La nef est en orfèvrerie allemande une coupe célébratoire dans la tradition des jeux de boisson. La majorité semble avoir été produites à Augsbourg et Nuremberg, les deux plus importants centres d'orfèvrerie de la Renaissance.
Situées géographiquement au cœur de l’Europe, Augsbourg et Nuremberg étaient des grands centres d’échanges commerciaux. Ce bouillonnement économique a permis l’établissement d’une communauté de marchands dont la richesse a attiré des artisans et des artistes venus de toute l’Europe. Cette nouvelle clientèle riche, mais aussi avide de nouveautés, a ainsi stimulé la créativité de ces artisans.
Le XVIe et le XVIIe seront la grande époque des hanaps de formes les plus variées qui deviennent la pièce indispensable des buffets et tables festivales des corporations et des riches familles.
Ansi le navire est un symbole important pour cette bourgeoisie marchande dont la richesse vient largement du commerce maritime ; il est donc en toute logique la forme idéale de hanap et par association le symbole du rôle de son propriétaire dans le commerce moderne et la pensée (F. M. Kammel, éd., Traumschiffe der Renaissance, Munich, 2024, pp. 27-36).

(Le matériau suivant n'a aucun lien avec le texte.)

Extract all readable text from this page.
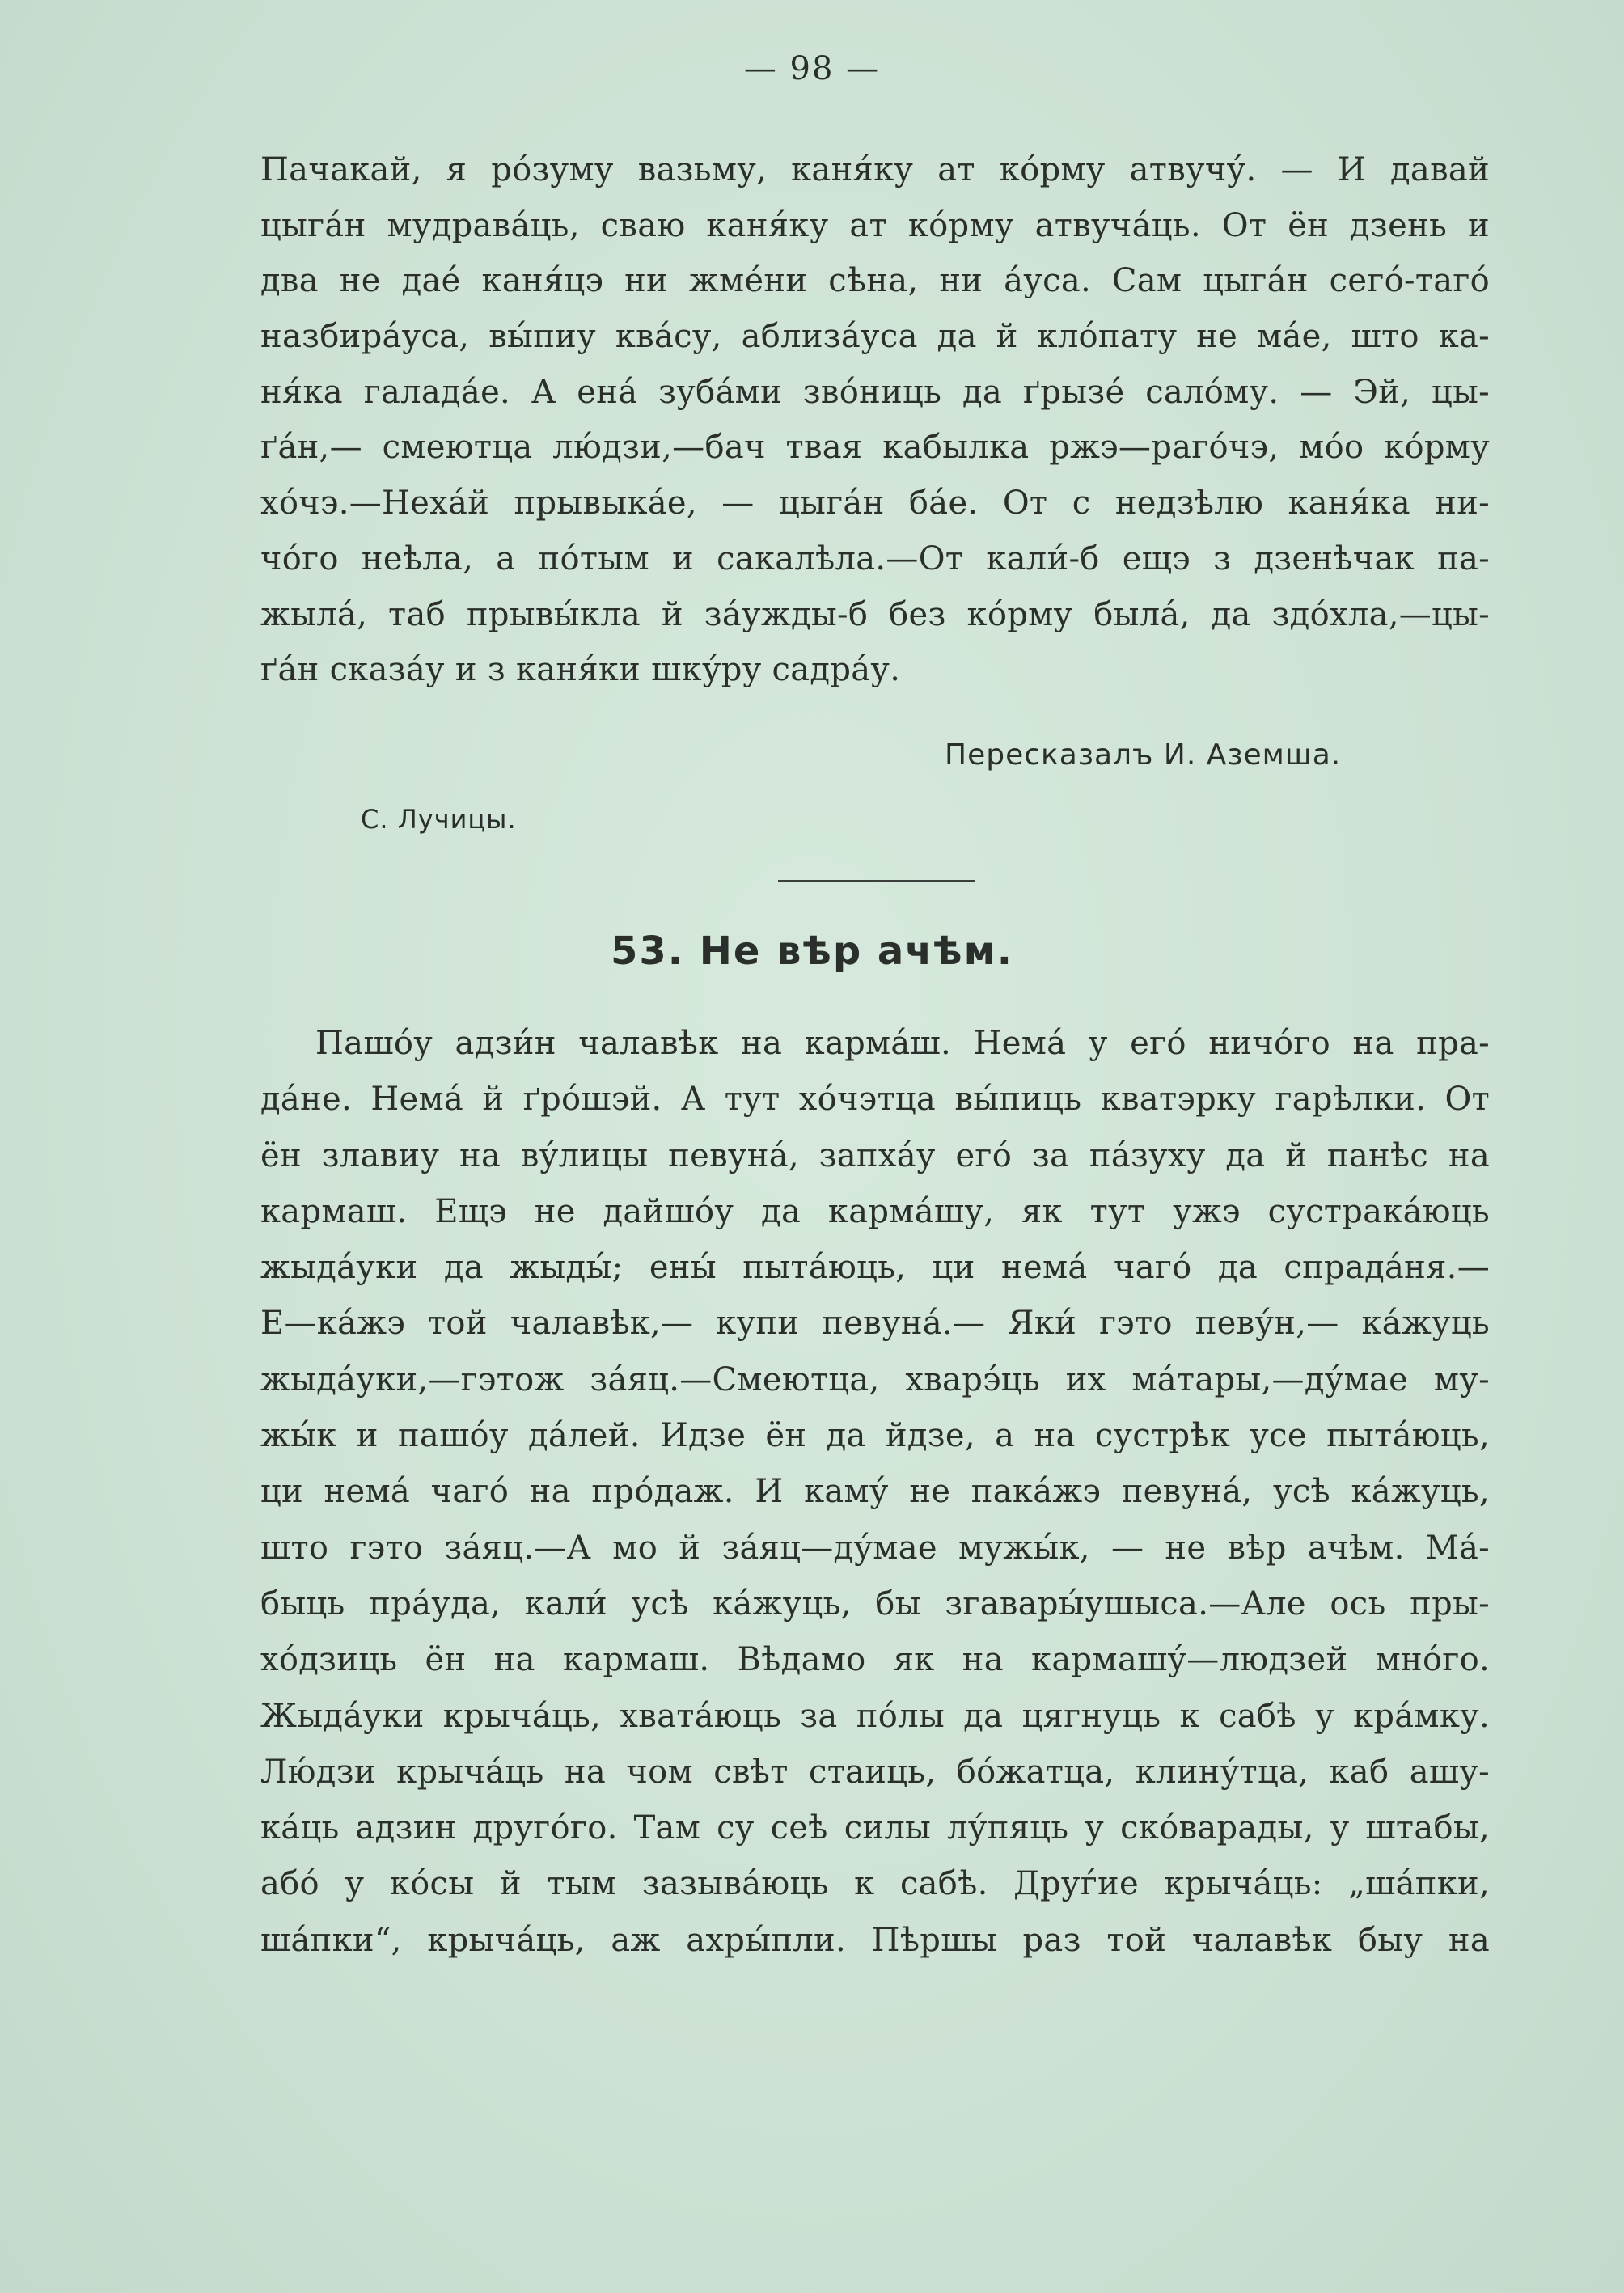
— 98 —
Пачакай, я ро́зуму вазьму, каня́ку ат ко́рму атвучу́. — И давай
цыга́н мудрава́ць, сваю каня́ку ат ко́рму атвуча́ць. От ён дзень и
два не дае́ каня́цэ ни жме́ни сѣна, ни а́уса. Сам цыга́н сего́-таго́
назбира́уса, вы́пиу ква́су, аблиза́уса да й кло́пату не ма́е, што ка-
ня́ка галада́е. А ена́ зуба́ми зво́ниць да ґрызе́ сало́му. — Эй, цы-
ґа́н,— смеютца лю́дзи,—бач твая кабылка ржэ—раго́чэ, мо́о ко́рму
хо́чэ.—Неха́й прывыка́е, — цыга́н ба́е. От с недзѣлю каня́ка ни-
чо́го неѣла, а по́тым и сакалѣла.—От кали́-б ещэ з дзенѣчак па-
жыла́, таб прывы́кла й за́ужды-б без ко́рму была́, да здо́хла,—цы-
ґа́н сказа́у и з каня́ки шку́ру садра́у.
Пересказалъ И. Аземша.
С. Лучицы.
53. Не вѣр ачѣм.
Пашо́у адзи́н чалавѣк на карма́ш. Нема́ у его́ ничо́го на пра-
да́не. Нема́ й ґро́шэй. А тут хо́чэтца вы́пиць кватэрку гарѣлки. От
ён злавиу на ву́лицы певуна́, запха́у его́ за па́зуху да й панѣс на
кармаш. Ещэ не дайшо́у да карма́шу, як тут ужэ сустрака́юць
жыда́уки да жыды́; ены́ пыта́юць, ци нема́ чаго́ да спрада́ня.—
Е—ка́жэ той чалавѣк,— купи певуна́.— Яки́ гэто певу́н,— ка́жуць
жыда́уки,—гэтож за́яц.—Смеютца, хварэ́ць их ма́тары,—ду́мае му-
жы́к и пашо́у да́лей. Идзе ён да йдзе, а на сустрѣк усе пыта́юць,
ци нема́ чаго́ на про́даж. И каму́ не пака́жэ певуна́, усѣ ка́жуць,
што гэто за́яц.—А мо й за́яц—ду́мае мужы́к, — не вѣр ачѣм. Ма́-
быць пра́уда, кали́ усѣ ка́жуць, бы згавары́ушыса.—Але ось пры-
хо́дзиць ён на кармаш. Вѣдамо як на кармашу́—людзей мно́го.
Жыда́уки крыча́ць, хвата́юць за по́лы да цягнуць к сабѣ у кра́мку.
Лю́дзи крыча́ць на чом свѣт стаиць, бо́жатца, клину́тца, каб ашу-
ка́ць адзин друго́го. Там су сеѣ силы лу́пяць у ско́варады, у штабы,
або́ у ко́сы й тым зазыва́юць к сабѣ. Друѓие крыча́ць: „ша́пки,
ша́пки“, крыча́ць, аж ахры́пли. Пѣршы раз той чалавѣк быу на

Formé à Zurich, Linden est devenu maître de la guilde de Nuremberg en 1609. Il est à juste titre considéré comme le spécialiste des nefs puisque Tebbe (op. cit.) lui en attribue presque une quinzaine, si l’on exclut celles sur roues. Mesurant entre 22 et 50 cm, Linden varie les combinaisons de décors optant soit pour une coque repoussée de dauphins et vagues ou une coque lisse ciselée d’une frise d’enroulements comme cette nef qui est à rapprocher de celle de la collection Yves Saint Laurent et Pierre Bergé, vendue chez Christie's à Paris, le 25 février 2009, lot 129.
M. Rosenberg, Der Goldschmiede Merkzeichen (Band 3), Frankfurt am Main, 1925, p. 1836, No 4135.
K. Tebbe, Nürnberger Goldschmiedekunst, Band I, Nürnberg, 2007, p. 256, No 527.